‘’Ne var yoksa buraya beni taciz etmeye mi geldin? Senden bugünden itibaren her türlü pisliği beklerim.’’ Sakinleşmiştim ama sanırım yarım saat önce hayatım boyunca bir erkekle ettiğim en büyük kavgaya başlamıştım.
‘’Özür dilemem çok saçma olur’’
‘’Şaka mısın sen! Git ve tedavi ol beyninde büyük çapta hasar var gibi çünkü normal insanlar 2 saniyede bir farklı kişiliğe bürünüp hatalarını kabul etmemezlik yapmaz.’’
Ona içimdeki tüm nefretle baktım
‘’Senden nefret ediyorum.’’
‘’Nefret güçlü bir duygudur.’’ Deyip sırıttı.
‘’Senden gerçekten nefret ediyorum.’’ Demem ifadesinde hiçbir değişiklik yaratmadı.
‘’Nefret gerçekten güçlü bir duygudur.’’ Deyip gülümsemesini genişletti. Önceden bayıldığım gülümsemesi artık sadece yüzüne yumruk atma isteği oluşturuyordu.
Bıkkınlıkla nefesimi verdim.
‘’Yapma artık! Onca şey oldu ama sen sabahki gibisin. Az önce sinirini benden çıkarıyordun. Şimdi ne değişti? Hadi bana olan nefretini kusmaya devam et. Ya da rezil bir şeymişim gibi benle dalga geç. Nede olsa bu konulara çok ilgilisin.’’
Onu yerinden kımıldamasını umarak ittim.
‘’Ne kadar rahat birisin!’’ sanki gülümsemesi daha da genişleyebillirmiş gibi sırıtmaya devam etti.
‘’Eşsiz diyelim.’’
Az önce bağırıyorken şimdi normal bir sesle tartışmayı yürütmemiz garipti.
‘’Konuyu saptırma!’’ dediğimde bana cevap vermek yerine ilginç bir şey görmüş gibi tavana baktı.

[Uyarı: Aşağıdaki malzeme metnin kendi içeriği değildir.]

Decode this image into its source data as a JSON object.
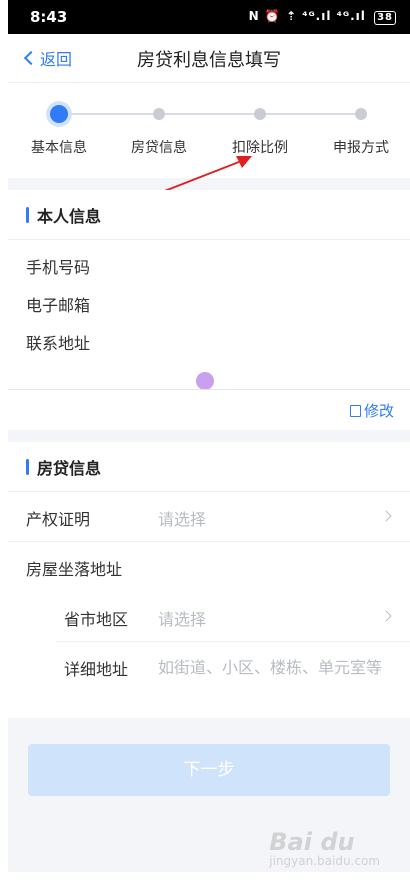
{
  "status_bar": {
    "time": "8:43",
    "icons": "N ⏰ ⇡ ⁴ᴳ.ıl ⁴ᴳ.ıl",
    "battery": "38"
  },
  "nav": {
    "back_label": "返回",
    "title": "房贷利息信息填写"
  },
  "steps": [
    {
      "label": "基本信息",
      "active": true
    },
    {
      "label": "房贷信息",
      "active": false
    },
    {
      "label": "扣除比例",
      "active": false
    },
    {
      "label": "申报方式",
      "active": false
    }
  ],
  "personal_info": {
    "title": "本人信息",
    "fields": [
      "手机号码",
      "电子邮箱",
      "联系地址"
    ],
    "modify_label": "修改"
  },
  "loan_info": {
    "title": "房贷信息",
    "property_cert": {
      "label": "产权证明",
      "placeholder": "请选择"
    },
    "house_address": {
      "label": "房屋坐落地址"
    },
    "region": {
      "label": "省市地区",
      "placeholder": "请选择"
    },
    "detail_address": {
      "label": "详细地址",
      "placeholder": "如街道、小区、楼栋、单元室等"
    }
  },
  "next_button": {
    "label": "下一步"
  },
  "watermark": {
    "text": "Bai du",
    "sub": "jingyan.baidu.com"
  },
  "colors": {
    "accent": "#2f7cf6",
    "button_disabled": "#cfe4fb",
    "annotation_arrow": "#e02020"
  }
}
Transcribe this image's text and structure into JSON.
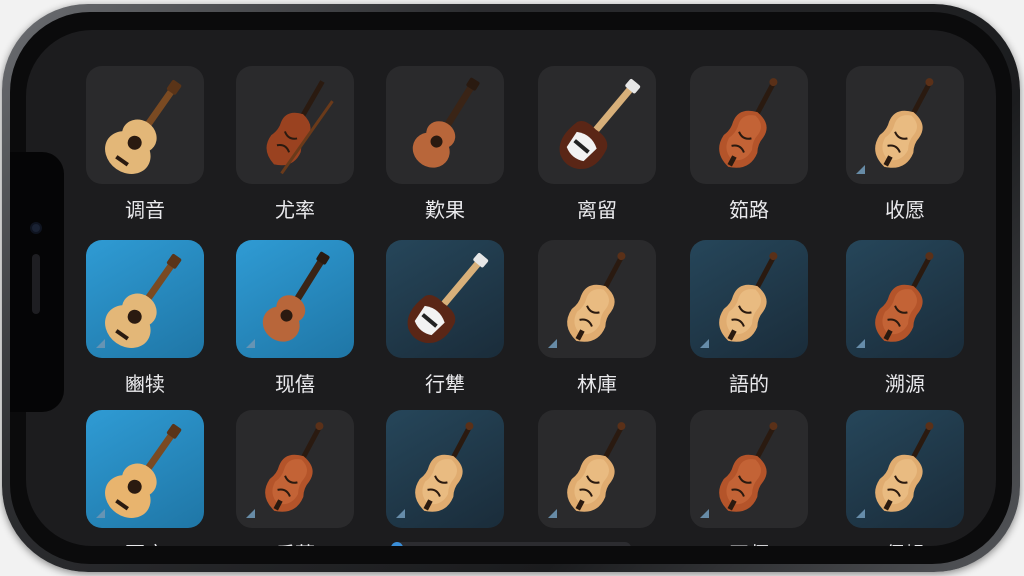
{
  "instruments": [
    {
      "label": "调音",
      "kind": "acoustic-guitar",
      "bg": "dark",
      "badge": false
    },
    {
      "label": "尤率",
      "kind": "violin-bow",
      "bg": "dark",
      "badge": false
    },
    {
      "label": "歎果",
      "kind": "ukulele",
      "bg": "dark",
      "badge": false
    },
    {
      "label": "离留",
      "kind": "electric-bass",
      "bg": "dark",
      "badge": false
    },
    {
      "label": "筎路",
      "kind": "violin",
      "bg": "dark",
      "badge": false
    },
    {
      "label": "收愿",
      "kind": "violin",
      "bg": "dark",
      "badge": true
    },
    {
      "label": "豳犊",
      "kind": "acoustic-guitar",
      "bg": "blue",
      "badge": true
    },
    {
      "label": "现僖",
      "kind": "ukulele",
      "bg": "blue",
      "badge": true
    },
    {
      "label": "行犨",
      "kind": "electric-bass",
      "bg": "dkblue",
      "badge": false
    },
    {
      "label": "林庫",
      "kind": "violin",
      "bg": "dark",
      "badge": true
    },
    {
      "label": "語的",
      "kind": "violin",
      "bg": "dkblue",
      "badge": true
    },
    {
      "label": "溯源",
      "kind": "violin",
      "bg": "dkblue",
      "badge": true
    },
    {
      "label": "甭席",
      "kind": "acoustic-guitar",
      "bg": "blue",
      "badge": true
    },
    {
      "label": "乐蓍",
      "kind": "violin",
      "bg": "dark",
      "badge": true
    },
    {
      "label": "洲译",
      "kind": "violin",
      "bg": "dkblue",
      "badge": true
    },
    {
      "label": "不跟",
      "kind": "violin",
      "bg": "dark",
      "badge": true
    },
    {
      "label": "开师",
      "kind": "violin",
      "bg": "dark",
      "badge": true
    },
    {
      "label": "保蝸",
      "kind": "violin",
      "bg": "dkblue",
      "badge": true
    }
  ],
  "colors": {
    "accent": "#3a8ed8",
    "wood_dark": "#8a3b1c",
    "wood_light": "#e0a868",
    "tile_dark": "#2a2a2c",
    "tile_blue": "#2f9bd4"
  },
  "scroll": {
    "position": 0.0
  }
}
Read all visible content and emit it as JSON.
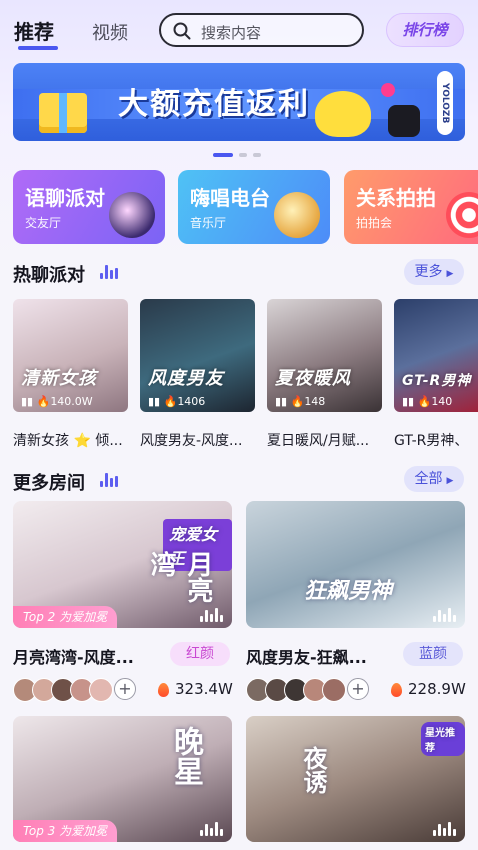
{
  "nav": {
    "tab_recommend": "推荐",
    "tab_video": "视频",
    "search_placeholder": "搜索内容",
    "rank_label": "排行榜"
  },
  "banner": {
    "title": "大额充值返利",
    "side_text": "YOLOZB",
    "pages": 3,
    "active_page": 1
  },
  "categories": [
    {
      "name": "语聊派对",
      "sub": "交友厅",
      "color": "#9b68f6"
    },
    {
      "name": "嗨唱电台",
      "sub": "音乐厅",
      "color": "#4da8f6"
    },
    {
      "name": "关系拍拍",
      "sub": "拍拍会",
      "color": "#ff7f73"
    }
  ],
  "hot_section": {
    "title": "热聊派对",
    "more_label": "更多",
    "cards": [
      {
        "overlay": "清新女孩",
        "listeners": "140.0W",
        "caption": "清新女孩 ⭐ 倾..."
      },
      {
        "overlay": "风度男友",
        "listeners": "1406",
        "caption": "风度男友-风度..."
      },
      {
        "overlay": "夏夜暖风",
        "listeners": "148",
        "caption": "夏日暖风/月赋..."
      },
      {
        "overlay": "GT-R男神",
        "listeners": "140",
        "caption": "GT-R男神、"
      }
    ]
  },
  "rooms_section": {
    "title": "更多房间",
    "all_label": "全部",
    "rooms": [
      {
        "name": "月亮湾湾-风度...",
        "badge": "红颜",
        "heat": "323.4W",
        "tag": "Top 2  为爱加冕",
        "poster": "月亮湾",
        "corner": "宠爱女王"
      },
      {
        "name": "风度男友-狂飙...",
        "badge": "蓝颜",
        "heat": "228.9W",
        "tag": "",
        "poster": "狂飙男神",
        "corner": ""
      },
      {
        "name": "",
        "badge": "",
        "heat": "",
        "tag": "Top 3  为爱加冕",
        "poster": "晚星",
        "corner": ""
      },
      {
        "name": "",
        "badge": "",
        "heat": "",
        "tag": "",
        "poster": "夜诱",
        "corner": "星光推荐"
      }
    ]
  },
  "colors": {
    "accent": "#4a57f0",
    "red_badge_bg": "#f7defb",
    "red_badge_text": "#c948d2",
    "blue_badge_bg": "#e4e4fb",
    "blue_badge_text": "#5a5ad8"
  }
}
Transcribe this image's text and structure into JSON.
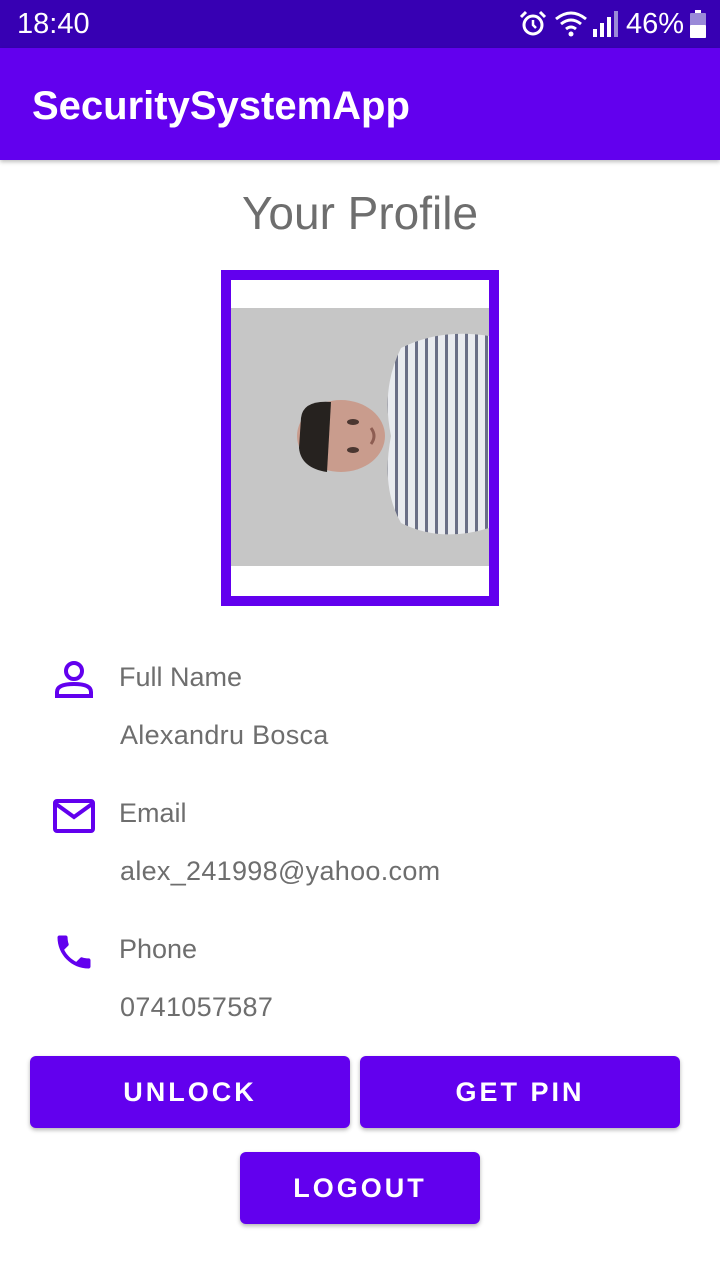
{
  "status_bar": {
    "time": "18:40",
    "battery": "46%",
    "icons": [
      "alarm-icon",
      "wifi-icon",
      "signal-icon",
      "battery-icon"
    ]
  },
  "app_bar": {
    "title": "SecuritySystemApp"
  },
  "profile": {
    "title": "Your Profile",
    "photo_icon": "profile-photo",
    "fields": [
      {
        "icon": "person-icon",
        "label": "Full Name",
        "value": "Alexandru Bosca"
      },
      {
        "icon": "email-icon",
        "label": "Email",
        "value": "alex_241998@yahoo.com"
      },
      {
        "icon": "phone-icon",
        "label": "Phone",
        "value": "0741057587"
      }
    ]
  },
  "buttons": {
    "unlock": "UNLOCK",
    "get_pin": "GET PIN",
    "logout": "LOGOUT"
  },
  "colors": {
    "primary": "#6200ee",
    "primary_dark": "#3700b3",
    "text_secondary": "#6e6e6e"
  }
}
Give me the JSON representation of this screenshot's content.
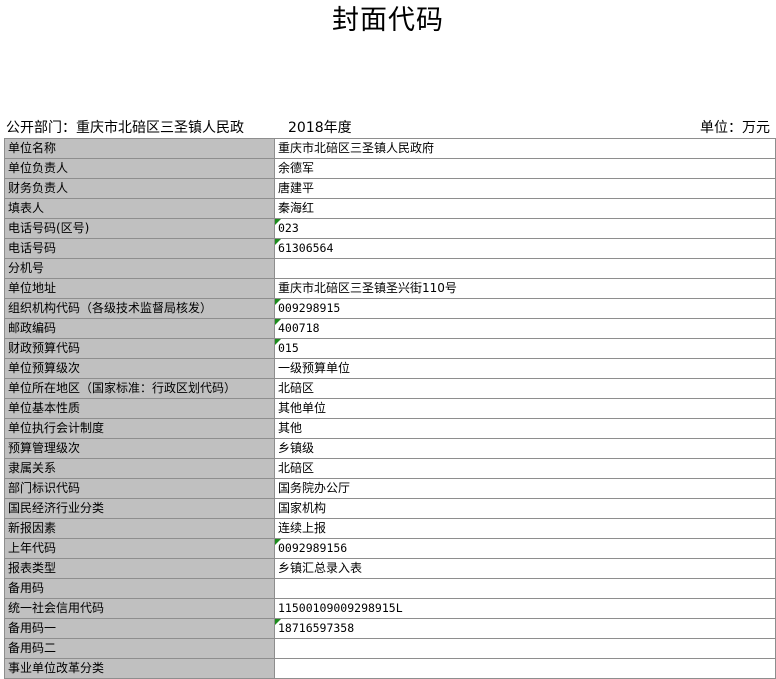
{
  "title": "封面代码",
  "dept_label": "公开部门：重庆市北碚区三圣镇人民政",
  "year": "2018年度",
  "unit": "单位：万元",
  "rows": [
    {
      "label": "单位名称",
      "value": "重庆市北碚区三圣镇人民政府"
    },
    {
      "label": "单位负责人",
      "value": "余德军"
    },
    {
      "label": "财务负责人",
      "value": "唐建平"
    },
    {
      "label": "填表人",
      "value": "秦海红"
    },
    {
      "label": "电话号码(区号)",
      "value": "023"
    },
    {
      "label": "电话号码",
      "value": "61306564"
    },
    {
      "label": "分机号",
      "value": ""
    },
    {
      "label": "单位地址",
      "value": "重庆市北碚区三圣镇圣兴街110号"
    },
    {
      "label": "组织机构代码（各级技术监督局核发）",
      "value": "009298915"
    },
    {
      "label": "邮政编码",
      "value": "400718"
    },
    {
      "label": "财政预算代码",
      "value": "015"
    },
    {
      "label": "单位预算级次",
      "value": "一级预算单位"
    },
    {
      "label": "单位所在地区（国家标准：行政区划代码）",
      "value": "北碚区"
    },
    {
      "label": "单位基本性质",
      "value": "其他单位"
    },
    {
      "label": "单位执行会计制度",
      "value": "其他"
    },
    {
      "label": "预算管理级次",
      "value": "乡镇级"
    },
    {
      "label": "隶属关系",
      "value": "北碚区"
    },
    {
      "label": "部门标识代码",
      "value": "国务院办公厅"
    },
    {
      "label": "国民经济行业分类",
      "value": "国家机构"
    },
    {
      "label": "新报因素",
      "value": "连续上报"
    },
    {
      "label": "上年代码",
      "value": "0092989156"
    },
    {
      "label": "报表类型",
      "value": "乡镇汇总录入表"
    },
    {
      "label": "备用码",
      "value": ""
    },
    {
      "label": "统一社会信用代码",
      "value": "11500109009298915L"
    },
    {
      "label": "备用码一",
      "value": "18716597358"
    },
    {
      "label": "备用码二",
      "value": ""
    },
    {
      "label": "事业单位改革分类",
      "value": ""
    }
  ]
}
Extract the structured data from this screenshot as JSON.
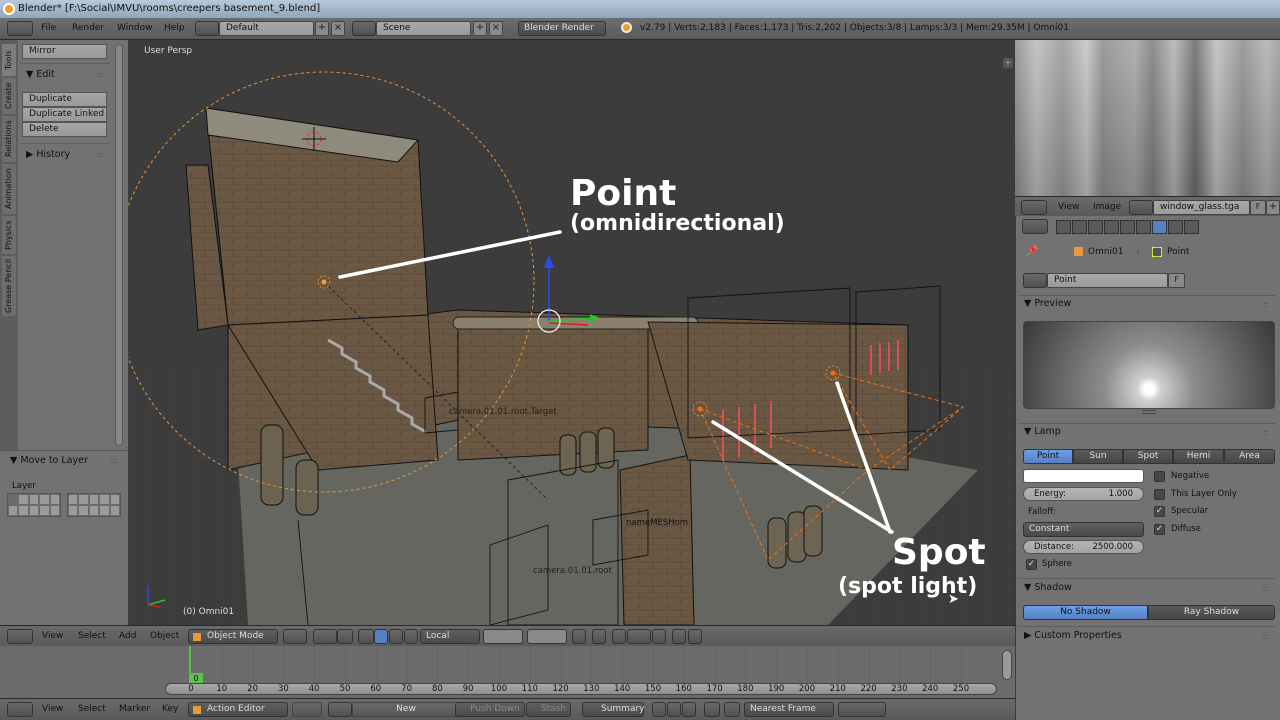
{
  "window": {
    "title": "Blender* [F:\\Social\\IMVU\\rooms\\creepers basement_9.blend]"
  },
  "info_header": {
    "menus": [
      "File",
      "Render",
      "Window",
      "Help"
    ],
    "screen_layout": "Default",
    "scene": "Scene",
    "render_engine": "Blender Render",
    "stats": "v2.79 | Verts:2,183 | Faces:1,173 | Tris:2,202 | Objects:3/8 | Lamps:3/3 | Mem:29.35M | Omni01"
  },
  "tool_shelf": {
    "tabs": [
      "Tools",
      "Create",
      "Relations",
      "Animation",
      "Physics",
      "Grease Pencil"
    ],
    "active_tab": "Tools",
    "mirror_button": "Mirror",
    "edit_panel": {
      "title": "Edit",
      "buttons": [
        "Duplicate",
        "Duplicate Linked",
        "Delete"
      ]
    },
    "history_panel": "History",
    "operator_panel": {
      "title": "Move to Layer",
      "layer_label": "Layer"
    }
  },
  "viewport": {
    "view_name": "User Persp",
    "object_info": "(0) Omni01",
    "labels": {
      "camera_target": "camera.01.01.root.Target",
      "camera_root": "camera.01.01.root",
      "overlap_label": "nameMESHom"
    },
    "annotations": {
      "point_title": "Point",
      "point_sub": "(omnidirectional)",
      "spot_title": "Spot",
      "spot_sub": "(spot light)"
    },
    "colors": {
      "lamp": "#f08a24",
      "background": "#3c3c3c",
      "wall": "#6e5a43"
    }
  },
  "view3d_header": {
    "menus": [
      "View",
      "Select",
      "Add",
      "Object"
    ],
    "mode": "Object Mode",
    "orientation": "Local"
  },
  "timeline": {
    "current_frame": "0",
    "ticks": [
      "0",
      "10",
      "20",
      "30",
      "40",
      "50",
      "60",
      "70",
      "80",
      "90",
      "100",
      "110",
      "120",
      "130",
      "140",
      "150",
      "160",
      "170",
      "180",
      "190",
      "200",
      "210",
      "220",
      "230",
      "240",
      "250"
    ]
  },
  "action_header": {
    "menus": [
      "View",
      "Select",
      "Marker",
      "Key"
    ],
    "editor_mode": "Action Editor",
    "new_button": "New",
    "push_down": "Push Down",
    "stash": "Stash",
    "summary": "Summary",
    "snap_mode": "Nearest Frame"
  },
  "image_editor": {
    "menus": [
      "View",
      "Image"
    ],
    "image_name": "window_glass.tga",
    "fake_user": "F"
  },
  "properties": {
    "breadcrumb": [
      "Omni01",
      "Point"
    ],
    "datablock_name": "Point",
    "fake_user": "F",
    "preview_title": "Preview",
    "lamp_title": "Lamp",
    "lamp_types": [
      "Point",
      "Sun",
      "Spot",
      "Hemi",
      "Area"
    ],
    "active_lamp_type": "Point",
    "color": "#ffffff",
    "energy_label": "Energy:",
    "energy_value": "1.000",
    "falloff_label": "Falloff:",
    "falloff_value": "Constant",
    "distance_label": "Distance:",
    "distance_value": "2500.000",
    "sphere_label": "Sphere",
    "sphere_checked": true,
    "negative_label": "Negative",
    "negative_checked": false,
    "this_layer_only_label": "This Layer Only",
    "this_layer_only_checked": false,
    "specular_label": "Specular",
    "specular_checked": true,
    "diffuse_label": "Diffuse",
    "diffuse_checked": true,
    "shadow_title": "Shadow",
    "shadow_options": [
      "No Shadow",
      "Ray Shadow"
    ],
    "active_shadow": "No Shadow",
    "custom_properties_title": "Custom Properties",
    "accent_color": "#5680c2"
  }
}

‘’Konuşsana!’’ dedim ve o sessizliğini sürdürdü. Ona doğru bir adım attığımda bakışlarını tavandan ayırıp bana sabitledi.
‘’Bir şey söyle!’’ diye daha yüksek sesle bağırıdım. Aramızda kalan son adımı tamamladığımda konuşmaya devam ettim.
‘’Arabada söylediklerine devam etsene! Beni yine aşağıla, durma hakaret et! Sen yaptığımız denemeye bile değmeyen bir insansın. Aslında sen tam bir-‘’ dediğim anda sırtım sertçe kapıya çarpıldı. Şu aralar alıştığım tokat atma işlemini gerçekleştireceğim anda kolumu tuttu.
‘’Günlük tokat yeme sınırımı aştım. Bunu yarına sakla.’’ Deyip güldü. Kavgada koyulaşan gözleri normale dönmüştü.
‘’Sana şiddet uygulamasam konuşacağın yok.’’ Dediğimde hızlıca davranarak beni öptü. Anın şaşkınlığıyla ve refleks olarak ve içimdeki sinirli de olsam geçmeyecek istekle ona karşılık verdim. Sonra onu ittim.
‘’Buraya bunun için geldin değil mi? Bir an gerçekten üzgün olduğunu düşünmüştüm.’’
‘’Çünkü senden hoşlanıyorum.’’ Derken başını öne eğdi. Biri bana onun utanmadığını söylesin!
‘’Gerçekten gitmen gerek.’’ Gözlerimi kaçırdım.
‘’Gerçekten gitmemi istiyor musun?’’
‘’Evet, dünyada en çok istediğim şey bu.’’ Dedikten sonra gözlerime inanmazca bakıp omuzlarını silkti ve kapıya yöneldi. Sanırım bir daha görüşmeyecektik. İçimdeki minicik de olsa pişmanlık ve kaybetme korkusu devreye girdi. Ama şimdi gurursuz bir şekilde ona gitmemesini de söyleyemezdim. Bu onun işine gelirdi. Ama eğer gitmesine izin verirsem de o artık benim için sadece herhangi biri olarak kalacaktı ama onun herhangi biri olarak kalmasını istemiyorum. Evet şimdi Dünya’daki en aptal kız olup belki de ona gitme demeliyim.
ŞİMDİ OKUDUĞUN
Love at First Smile
Fanfiction‘’Son zamanlarda fark ettin mi bilmiyorum ama arkadaşlık sınırlarını fazlasıyla aştık.’’ Bana göz kırptı oturduğu yerden kalktı ve beni hızla kendine doğru çekti. ‘’Beni istediğin gibi yönetebileceğini düşünme.’’ Diyip onu uyardım. ‘’Biliyorsu...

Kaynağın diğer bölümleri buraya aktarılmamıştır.